The wine cave conundrum

By

Opinion

December 30, 2019 - 10:06 AM

Sen. Elizabeth Warren (D-MA) speaks as South Bend, Indiana Mayor Pete Buttigieg listens during the Democratic presidential primary debate on Dec. 19 in Los Angeles. Buttigieg was met with critcism during the debate for holding a fundraiser hosted by billionaires in a wine cave. (Justin Sullivan/Getty Images/TNS)

Once upon a time, America felt pretty good about stories like Craig and Kathryn Hall’s.

Here are people who have worked hard their whole lives, made good investments and have given back to their communities and their country.

We used to find that inspiring and worth emulating. After all, Craig Hall is a guy who started off his billion-dollar development empire on $4,000 in savings from mowing lawns and selling Cutco.
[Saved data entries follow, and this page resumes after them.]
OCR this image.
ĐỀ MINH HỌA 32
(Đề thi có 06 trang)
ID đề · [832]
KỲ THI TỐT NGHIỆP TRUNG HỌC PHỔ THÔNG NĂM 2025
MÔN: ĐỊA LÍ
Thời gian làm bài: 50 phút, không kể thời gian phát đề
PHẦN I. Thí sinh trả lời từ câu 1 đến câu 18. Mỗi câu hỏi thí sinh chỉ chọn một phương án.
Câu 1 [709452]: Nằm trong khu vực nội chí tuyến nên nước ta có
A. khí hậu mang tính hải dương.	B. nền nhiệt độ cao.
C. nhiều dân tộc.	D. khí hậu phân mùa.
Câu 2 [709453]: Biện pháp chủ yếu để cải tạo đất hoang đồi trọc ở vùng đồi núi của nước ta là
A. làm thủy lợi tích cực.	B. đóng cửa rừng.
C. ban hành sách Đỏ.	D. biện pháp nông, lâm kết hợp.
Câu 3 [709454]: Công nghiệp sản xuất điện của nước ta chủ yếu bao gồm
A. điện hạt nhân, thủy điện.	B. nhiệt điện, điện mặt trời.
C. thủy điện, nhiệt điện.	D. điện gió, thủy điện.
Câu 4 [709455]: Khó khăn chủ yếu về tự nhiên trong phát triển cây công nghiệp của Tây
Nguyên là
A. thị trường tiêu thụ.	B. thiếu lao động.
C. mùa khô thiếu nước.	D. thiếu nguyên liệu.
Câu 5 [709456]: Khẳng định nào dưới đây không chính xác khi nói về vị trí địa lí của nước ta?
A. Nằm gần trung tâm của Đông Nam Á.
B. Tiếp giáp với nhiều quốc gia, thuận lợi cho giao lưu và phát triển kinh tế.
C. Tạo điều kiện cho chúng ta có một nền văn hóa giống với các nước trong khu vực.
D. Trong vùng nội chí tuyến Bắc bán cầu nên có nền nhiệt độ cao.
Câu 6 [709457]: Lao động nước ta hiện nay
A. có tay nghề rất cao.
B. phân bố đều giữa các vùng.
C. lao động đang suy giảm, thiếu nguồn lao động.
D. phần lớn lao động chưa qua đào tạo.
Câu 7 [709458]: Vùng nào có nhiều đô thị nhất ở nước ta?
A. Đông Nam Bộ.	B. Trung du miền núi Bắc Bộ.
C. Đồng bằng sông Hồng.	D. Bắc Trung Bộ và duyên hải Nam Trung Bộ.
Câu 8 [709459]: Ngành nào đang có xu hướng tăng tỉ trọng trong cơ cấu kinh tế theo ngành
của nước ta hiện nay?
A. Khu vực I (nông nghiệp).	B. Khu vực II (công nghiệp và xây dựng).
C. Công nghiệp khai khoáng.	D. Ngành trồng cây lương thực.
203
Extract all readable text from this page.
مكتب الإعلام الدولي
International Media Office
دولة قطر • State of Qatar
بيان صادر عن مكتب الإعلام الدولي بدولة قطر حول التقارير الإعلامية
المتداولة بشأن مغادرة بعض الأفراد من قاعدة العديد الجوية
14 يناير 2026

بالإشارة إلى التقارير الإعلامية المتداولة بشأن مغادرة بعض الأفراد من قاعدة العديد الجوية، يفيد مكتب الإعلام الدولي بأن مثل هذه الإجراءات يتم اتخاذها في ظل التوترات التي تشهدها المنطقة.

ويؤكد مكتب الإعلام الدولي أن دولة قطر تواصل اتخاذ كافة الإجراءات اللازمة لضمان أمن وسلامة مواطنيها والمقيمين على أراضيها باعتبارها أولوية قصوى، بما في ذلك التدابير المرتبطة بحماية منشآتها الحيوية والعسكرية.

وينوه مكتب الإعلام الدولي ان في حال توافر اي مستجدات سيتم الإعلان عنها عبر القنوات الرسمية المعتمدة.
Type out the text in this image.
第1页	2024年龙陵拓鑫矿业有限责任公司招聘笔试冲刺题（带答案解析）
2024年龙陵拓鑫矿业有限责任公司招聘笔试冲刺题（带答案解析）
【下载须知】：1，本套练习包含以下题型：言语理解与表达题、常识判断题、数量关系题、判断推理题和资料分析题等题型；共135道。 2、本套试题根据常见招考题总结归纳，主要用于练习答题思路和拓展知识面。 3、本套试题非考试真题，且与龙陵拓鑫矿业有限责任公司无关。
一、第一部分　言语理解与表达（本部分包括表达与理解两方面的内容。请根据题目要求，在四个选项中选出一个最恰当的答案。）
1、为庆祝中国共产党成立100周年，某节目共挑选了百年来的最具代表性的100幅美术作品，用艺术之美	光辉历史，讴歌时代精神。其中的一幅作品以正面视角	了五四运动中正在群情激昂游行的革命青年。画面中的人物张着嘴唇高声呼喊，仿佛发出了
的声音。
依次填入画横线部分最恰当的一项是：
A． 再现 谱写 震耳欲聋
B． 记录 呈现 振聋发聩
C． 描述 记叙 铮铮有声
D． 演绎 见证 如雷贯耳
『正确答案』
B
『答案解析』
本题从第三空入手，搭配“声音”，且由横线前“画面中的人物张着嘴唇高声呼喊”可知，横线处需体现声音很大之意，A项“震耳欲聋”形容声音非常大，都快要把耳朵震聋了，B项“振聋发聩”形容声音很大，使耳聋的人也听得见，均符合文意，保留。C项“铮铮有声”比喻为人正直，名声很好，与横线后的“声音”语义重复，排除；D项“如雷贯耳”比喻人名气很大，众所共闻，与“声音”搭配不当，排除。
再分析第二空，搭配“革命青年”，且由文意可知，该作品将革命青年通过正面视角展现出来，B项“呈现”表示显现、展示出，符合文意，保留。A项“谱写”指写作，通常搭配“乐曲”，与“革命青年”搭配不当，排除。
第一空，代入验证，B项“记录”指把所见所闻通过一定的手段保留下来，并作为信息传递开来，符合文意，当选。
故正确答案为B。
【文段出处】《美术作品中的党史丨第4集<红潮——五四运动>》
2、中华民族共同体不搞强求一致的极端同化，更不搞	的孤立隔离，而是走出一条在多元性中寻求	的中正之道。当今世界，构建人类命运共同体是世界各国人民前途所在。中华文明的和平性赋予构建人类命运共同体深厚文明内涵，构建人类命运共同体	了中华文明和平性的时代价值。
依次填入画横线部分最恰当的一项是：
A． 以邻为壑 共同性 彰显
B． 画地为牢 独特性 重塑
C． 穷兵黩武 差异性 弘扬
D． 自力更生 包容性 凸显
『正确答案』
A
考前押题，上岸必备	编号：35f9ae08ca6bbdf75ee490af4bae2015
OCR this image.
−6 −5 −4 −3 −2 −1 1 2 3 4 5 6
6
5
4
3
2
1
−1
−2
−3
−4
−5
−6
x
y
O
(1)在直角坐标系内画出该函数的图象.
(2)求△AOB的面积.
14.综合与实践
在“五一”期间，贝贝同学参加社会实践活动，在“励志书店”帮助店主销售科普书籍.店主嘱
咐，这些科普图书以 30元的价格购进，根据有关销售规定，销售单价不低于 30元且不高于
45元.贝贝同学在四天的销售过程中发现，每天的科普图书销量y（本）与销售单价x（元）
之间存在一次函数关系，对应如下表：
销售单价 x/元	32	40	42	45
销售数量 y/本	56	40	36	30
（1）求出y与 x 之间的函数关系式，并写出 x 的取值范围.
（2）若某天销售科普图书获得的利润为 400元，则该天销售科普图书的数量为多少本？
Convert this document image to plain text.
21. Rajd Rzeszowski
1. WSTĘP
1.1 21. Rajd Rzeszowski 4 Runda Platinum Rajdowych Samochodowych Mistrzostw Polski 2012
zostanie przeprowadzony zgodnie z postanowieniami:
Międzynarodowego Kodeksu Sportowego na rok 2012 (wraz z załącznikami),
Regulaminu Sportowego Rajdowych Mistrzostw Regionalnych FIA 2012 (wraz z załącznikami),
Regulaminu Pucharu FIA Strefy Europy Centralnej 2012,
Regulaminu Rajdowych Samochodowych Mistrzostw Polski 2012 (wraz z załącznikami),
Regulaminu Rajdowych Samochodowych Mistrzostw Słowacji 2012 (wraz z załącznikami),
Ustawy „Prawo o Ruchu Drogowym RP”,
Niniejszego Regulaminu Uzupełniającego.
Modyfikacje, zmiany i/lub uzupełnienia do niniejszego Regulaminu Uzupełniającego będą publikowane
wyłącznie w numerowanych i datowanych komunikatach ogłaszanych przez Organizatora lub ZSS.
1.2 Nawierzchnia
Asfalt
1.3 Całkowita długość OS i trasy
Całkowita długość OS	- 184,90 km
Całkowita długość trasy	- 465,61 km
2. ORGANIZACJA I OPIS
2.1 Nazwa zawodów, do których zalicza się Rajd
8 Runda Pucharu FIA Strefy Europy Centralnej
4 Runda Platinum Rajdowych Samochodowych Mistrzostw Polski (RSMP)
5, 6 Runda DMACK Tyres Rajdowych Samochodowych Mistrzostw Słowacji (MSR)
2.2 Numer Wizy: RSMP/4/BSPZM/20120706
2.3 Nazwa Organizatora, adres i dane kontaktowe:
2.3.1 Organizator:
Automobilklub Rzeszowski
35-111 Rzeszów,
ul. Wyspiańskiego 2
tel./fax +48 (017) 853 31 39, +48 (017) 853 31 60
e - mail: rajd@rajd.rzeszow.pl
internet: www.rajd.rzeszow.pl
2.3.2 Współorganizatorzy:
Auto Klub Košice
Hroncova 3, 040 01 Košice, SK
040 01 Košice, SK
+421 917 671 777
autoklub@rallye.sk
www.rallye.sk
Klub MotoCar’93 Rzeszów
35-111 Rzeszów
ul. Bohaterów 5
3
His wife had more of a step-up in life, perhaps, but she built on her beginnings, becoming a successful lawyer, executive and ambassador.

So why did the Halls — devoted Democrats — find themselves torn to bits as villains in the last Democratic debate?

The Halls are the owners of the now infamous wine cave in Napa, Calif., and they hosted Democratic candidate Pete Buttigieg there for a fundraiser — a fundraiser, mind you, where many around the table were regular folks who happen to have given the maximum individual donation (a whopping $2,800) to Buttigieg.

Sen. Elizabeth Warren, now leading the anti-success wing of the Democratic Party, zeroed in on the fundraiser during the last debate. (Never mind that Warren has plenty history of her own with fancy fundraisers.)

“We made the decision many years ago that rich people in smoke-filled rooms would not pick the next president of the United States. Billionaires in wine caves should not pick the next president of the United States,” she said.

Other candidates, including Andrew Yang and Sen. Bernie Sanders, piled on.

This is a central problem for Democrats — the idea that success and “privilege” (an amorphous charge applied to certain people as convenient) are problems in themselves.

Where does that leave people like Craig and Kathryn Hall, who have employed their success to further causes of greater opportunity for all Americans, including launching a program to help women and minorities start successful businesses?

For Craig Hall, it means feeling like “a pawn.” For Kathryn Hall, it means she’d just rather not.

No one pretends the Halls haven’t benefited from their political associations. But we have to wonder if Democrats really would be better off jettisoning the successful Americans who support the party. And we have to wonder if you want a party where people who know how to make it in America are treated like enemies.

The American story has always included the chance to strike it big, to make it, to go from mowing lawns to owning vineyards.

If Democrats don’t want that story in their tent anymore, we expect the other side will embrace it gladly and consider it a privilege.